The dramatic evolution of the Mayer Materials compost has been noticed by the marketplace as well, and Heather says they are really looking forward to their first full year of composting with the Harvest Quest inoculants and methodology. “We’re ready to get going! We sell to wholesale and retail outfits, landscapers, contractors, construction sites, and the public.” They sell their compost in bulk, and will be bagging product for retail customers this month. “Being small, we knew we wanted a high quality product in order to compete in the bagging market. With Harvest Quest we have a boost of natural nutrients made available to plants so they can thrive and defend themselves. Darren has shown us how using Harvest Quest can improve any soil structure. It’s exactly what we wanted. ”
With such high-quality compost at their disposal, their topsoil product has been overhauled as well. “Our soil now is so much darker, and richer,” Heather describes. “It just looks pretty and it smells so earthy.

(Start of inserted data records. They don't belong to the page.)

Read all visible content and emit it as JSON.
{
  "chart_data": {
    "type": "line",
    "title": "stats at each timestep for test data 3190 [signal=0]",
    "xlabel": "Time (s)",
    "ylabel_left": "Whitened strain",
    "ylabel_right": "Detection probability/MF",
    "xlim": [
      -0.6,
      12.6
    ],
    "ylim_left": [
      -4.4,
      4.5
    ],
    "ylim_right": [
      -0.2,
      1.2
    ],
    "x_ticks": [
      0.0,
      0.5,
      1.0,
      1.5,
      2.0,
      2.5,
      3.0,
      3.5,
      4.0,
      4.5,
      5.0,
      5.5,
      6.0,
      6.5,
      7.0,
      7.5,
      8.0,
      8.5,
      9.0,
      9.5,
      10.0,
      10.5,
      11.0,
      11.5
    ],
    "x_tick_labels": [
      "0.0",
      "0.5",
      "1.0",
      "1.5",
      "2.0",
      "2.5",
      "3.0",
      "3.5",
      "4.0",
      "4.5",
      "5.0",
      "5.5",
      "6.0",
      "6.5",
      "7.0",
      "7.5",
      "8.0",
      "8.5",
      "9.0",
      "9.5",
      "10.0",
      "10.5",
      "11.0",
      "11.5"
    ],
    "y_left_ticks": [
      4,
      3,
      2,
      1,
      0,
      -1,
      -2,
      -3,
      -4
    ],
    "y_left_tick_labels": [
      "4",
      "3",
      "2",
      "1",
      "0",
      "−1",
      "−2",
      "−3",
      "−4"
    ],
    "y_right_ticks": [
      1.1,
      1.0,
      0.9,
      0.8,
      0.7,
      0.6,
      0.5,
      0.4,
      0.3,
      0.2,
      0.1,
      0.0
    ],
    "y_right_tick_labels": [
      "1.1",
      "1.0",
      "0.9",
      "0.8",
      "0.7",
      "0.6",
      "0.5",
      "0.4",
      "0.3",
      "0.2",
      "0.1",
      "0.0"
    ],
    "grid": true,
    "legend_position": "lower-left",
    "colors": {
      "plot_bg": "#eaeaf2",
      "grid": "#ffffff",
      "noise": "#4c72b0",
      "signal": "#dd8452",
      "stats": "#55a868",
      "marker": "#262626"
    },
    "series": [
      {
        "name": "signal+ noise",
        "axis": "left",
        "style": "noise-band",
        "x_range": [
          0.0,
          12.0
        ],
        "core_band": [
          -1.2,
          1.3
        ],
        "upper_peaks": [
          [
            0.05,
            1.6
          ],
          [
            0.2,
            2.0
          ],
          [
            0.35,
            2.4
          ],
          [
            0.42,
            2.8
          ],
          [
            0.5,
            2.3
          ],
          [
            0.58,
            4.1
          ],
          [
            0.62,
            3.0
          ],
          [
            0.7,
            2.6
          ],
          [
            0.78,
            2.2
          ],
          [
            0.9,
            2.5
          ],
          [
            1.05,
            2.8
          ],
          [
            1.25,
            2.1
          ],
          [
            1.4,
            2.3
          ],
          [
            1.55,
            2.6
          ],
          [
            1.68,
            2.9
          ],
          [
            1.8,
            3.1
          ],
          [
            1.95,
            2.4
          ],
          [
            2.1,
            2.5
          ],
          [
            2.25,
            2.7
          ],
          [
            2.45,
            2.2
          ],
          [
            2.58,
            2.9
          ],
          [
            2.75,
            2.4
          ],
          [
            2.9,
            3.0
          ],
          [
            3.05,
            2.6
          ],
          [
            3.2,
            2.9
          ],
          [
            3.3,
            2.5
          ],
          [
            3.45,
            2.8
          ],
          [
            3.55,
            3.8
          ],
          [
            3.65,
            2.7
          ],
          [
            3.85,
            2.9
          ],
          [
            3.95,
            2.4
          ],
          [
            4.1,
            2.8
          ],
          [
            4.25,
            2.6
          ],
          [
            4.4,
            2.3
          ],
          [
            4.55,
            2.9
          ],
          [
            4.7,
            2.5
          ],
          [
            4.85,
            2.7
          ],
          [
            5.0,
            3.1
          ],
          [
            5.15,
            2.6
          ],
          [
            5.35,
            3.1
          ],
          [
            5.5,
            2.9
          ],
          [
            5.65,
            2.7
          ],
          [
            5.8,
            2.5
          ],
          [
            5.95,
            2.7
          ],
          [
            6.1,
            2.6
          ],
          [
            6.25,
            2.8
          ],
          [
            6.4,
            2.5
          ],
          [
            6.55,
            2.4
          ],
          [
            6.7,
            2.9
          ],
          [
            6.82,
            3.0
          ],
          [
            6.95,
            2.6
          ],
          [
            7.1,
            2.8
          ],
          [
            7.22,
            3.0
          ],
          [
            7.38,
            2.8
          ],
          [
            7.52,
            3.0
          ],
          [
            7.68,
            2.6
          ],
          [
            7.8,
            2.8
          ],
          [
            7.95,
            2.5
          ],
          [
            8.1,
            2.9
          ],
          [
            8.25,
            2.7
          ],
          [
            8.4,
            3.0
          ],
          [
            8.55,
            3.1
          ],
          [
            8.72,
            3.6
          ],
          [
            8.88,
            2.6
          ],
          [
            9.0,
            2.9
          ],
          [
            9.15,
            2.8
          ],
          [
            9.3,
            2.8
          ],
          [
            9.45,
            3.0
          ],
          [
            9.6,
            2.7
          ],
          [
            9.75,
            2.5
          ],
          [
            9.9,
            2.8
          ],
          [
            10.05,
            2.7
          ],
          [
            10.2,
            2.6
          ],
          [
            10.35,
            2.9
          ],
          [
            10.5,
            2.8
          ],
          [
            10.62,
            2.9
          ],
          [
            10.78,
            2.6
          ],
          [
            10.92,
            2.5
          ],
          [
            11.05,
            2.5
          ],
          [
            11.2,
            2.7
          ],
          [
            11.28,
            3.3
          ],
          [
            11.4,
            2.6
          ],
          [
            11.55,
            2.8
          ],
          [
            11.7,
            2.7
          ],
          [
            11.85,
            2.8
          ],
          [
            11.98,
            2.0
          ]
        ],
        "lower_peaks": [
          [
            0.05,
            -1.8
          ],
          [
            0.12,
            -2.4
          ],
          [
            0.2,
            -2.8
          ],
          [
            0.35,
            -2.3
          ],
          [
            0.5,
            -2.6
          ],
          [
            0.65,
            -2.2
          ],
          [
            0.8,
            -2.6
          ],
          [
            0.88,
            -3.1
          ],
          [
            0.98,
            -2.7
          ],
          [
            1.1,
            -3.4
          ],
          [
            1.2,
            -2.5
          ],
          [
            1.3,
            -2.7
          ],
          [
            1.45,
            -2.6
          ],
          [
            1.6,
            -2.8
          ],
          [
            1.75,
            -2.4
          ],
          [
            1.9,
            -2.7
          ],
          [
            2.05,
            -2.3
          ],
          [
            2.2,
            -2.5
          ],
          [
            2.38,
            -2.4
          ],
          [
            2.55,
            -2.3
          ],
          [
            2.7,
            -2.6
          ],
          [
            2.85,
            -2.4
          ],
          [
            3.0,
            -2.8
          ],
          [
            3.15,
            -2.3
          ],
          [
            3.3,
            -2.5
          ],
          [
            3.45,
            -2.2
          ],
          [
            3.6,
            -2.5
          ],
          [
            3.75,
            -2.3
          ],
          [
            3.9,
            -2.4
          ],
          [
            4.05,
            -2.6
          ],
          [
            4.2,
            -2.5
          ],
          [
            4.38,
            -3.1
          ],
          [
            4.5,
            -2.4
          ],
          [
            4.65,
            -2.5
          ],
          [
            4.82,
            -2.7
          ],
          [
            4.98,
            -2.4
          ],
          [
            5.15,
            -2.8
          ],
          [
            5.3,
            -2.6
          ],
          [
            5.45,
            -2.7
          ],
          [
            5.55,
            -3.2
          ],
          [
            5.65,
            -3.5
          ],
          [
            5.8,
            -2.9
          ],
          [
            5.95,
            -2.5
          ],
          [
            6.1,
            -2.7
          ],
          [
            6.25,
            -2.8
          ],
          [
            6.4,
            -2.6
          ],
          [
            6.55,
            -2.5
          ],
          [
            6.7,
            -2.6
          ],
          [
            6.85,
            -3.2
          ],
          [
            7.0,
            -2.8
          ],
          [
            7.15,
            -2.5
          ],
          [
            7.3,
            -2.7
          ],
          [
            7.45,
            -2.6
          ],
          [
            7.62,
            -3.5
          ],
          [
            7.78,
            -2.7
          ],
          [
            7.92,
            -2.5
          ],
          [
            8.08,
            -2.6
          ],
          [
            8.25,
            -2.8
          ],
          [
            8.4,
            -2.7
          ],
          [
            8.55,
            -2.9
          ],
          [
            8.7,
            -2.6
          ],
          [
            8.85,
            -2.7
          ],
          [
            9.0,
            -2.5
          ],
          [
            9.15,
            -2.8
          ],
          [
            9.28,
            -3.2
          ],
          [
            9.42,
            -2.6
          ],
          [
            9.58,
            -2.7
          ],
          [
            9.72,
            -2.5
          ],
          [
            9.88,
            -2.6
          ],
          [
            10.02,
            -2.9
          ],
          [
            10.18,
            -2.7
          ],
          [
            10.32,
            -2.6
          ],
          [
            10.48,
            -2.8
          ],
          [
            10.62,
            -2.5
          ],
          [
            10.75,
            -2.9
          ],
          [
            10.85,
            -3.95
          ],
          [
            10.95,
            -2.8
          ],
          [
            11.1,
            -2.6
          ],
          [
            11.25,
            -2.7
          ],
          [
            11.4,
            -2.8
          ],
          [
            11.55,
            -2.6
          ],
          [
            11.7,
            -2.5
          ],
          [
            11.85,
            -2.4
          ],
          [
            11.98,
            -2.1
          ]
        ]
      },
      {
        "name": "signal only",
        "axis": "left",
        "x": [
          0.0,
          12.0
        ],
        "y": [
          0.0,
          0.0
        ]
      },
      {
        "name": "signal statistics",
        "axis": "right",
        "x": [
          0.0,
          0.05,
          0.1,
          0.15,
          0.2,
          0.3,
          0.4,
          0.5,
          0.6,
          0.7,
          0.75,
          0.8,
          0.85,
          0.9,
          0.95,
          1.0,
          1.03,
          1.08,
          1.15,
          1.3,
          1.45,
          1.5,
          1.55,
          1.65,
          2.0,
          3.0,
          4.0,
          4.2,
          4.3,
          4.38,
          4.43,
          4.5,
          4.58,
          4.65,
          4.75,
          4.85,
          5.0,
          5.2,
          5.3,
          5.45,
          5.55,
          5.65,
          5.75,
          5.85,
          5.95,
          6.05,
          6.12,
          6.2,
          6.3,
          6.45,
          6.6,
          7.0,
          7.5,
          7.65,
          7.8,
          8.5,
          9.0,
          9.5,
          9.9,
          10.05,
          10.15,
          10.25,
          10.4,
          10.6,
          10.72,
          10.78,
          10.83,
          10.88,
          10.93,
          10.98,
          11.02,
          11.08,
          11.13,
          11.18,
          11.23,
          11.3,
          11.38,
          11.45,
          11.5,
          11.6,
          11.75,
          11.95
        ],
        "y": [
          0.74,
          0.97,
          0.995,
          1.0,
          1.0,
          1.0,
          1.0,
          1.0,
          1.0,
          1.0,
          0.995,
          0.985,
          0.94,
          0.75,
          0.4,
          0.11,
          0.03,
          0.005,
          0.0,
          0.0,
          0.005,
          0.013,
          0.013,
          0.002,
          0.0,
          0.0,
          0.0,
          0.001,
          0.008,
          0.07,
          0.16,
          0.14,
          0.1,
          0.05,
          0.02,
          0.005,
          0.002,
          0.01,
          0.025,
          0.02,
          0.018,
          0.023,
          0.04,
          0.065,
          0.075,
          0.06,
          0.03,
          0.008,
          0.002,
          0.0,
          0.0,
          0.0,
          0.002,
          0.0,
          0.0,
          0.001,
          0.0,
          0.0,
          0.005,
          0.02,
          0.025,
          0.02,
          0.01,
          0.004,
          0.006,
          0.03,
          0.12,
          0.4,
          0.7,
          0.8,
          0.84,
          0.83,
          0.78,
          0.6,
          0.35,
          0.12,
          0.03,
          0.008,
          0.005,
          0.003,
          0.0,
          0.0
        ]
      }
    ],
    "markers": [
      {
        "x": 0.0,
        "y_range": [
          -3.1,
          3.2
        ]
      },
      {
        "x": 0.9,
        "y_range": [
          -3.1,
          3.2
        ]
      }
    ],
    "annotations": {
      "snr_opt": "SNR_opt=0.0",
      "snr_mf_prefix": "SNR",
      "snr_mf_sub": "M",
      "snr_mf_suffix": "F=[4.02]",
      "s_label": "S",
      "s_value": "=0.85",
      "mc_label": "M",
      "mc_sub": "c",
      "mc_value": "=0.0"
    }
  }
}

And that’s really what this is all about — learning that soil is not just a medium that you stick plants in, but rather a living and breathing ecosystem. Once you understand that, and learn how to improve that ecosystem, you can make some incredible things happen.”
Heather is still amazed at how significant a difference Harvest Quest has made for their composting operation, and she credits their communication and support as the real value gained from the investment. “We may not be the smartest people around, but we know how to surround ourselves with those who are,” she chuckles. “I can’t say enough about Darren and Martin. It’s great to have someone on your team with expertise and knowledge. We’ve never felt alone in this process.”
They may not have run out of sand yet, but if or when that day does eventually come, the Mayers have built a strong composting business that will easily outlast their inventory of aggregate.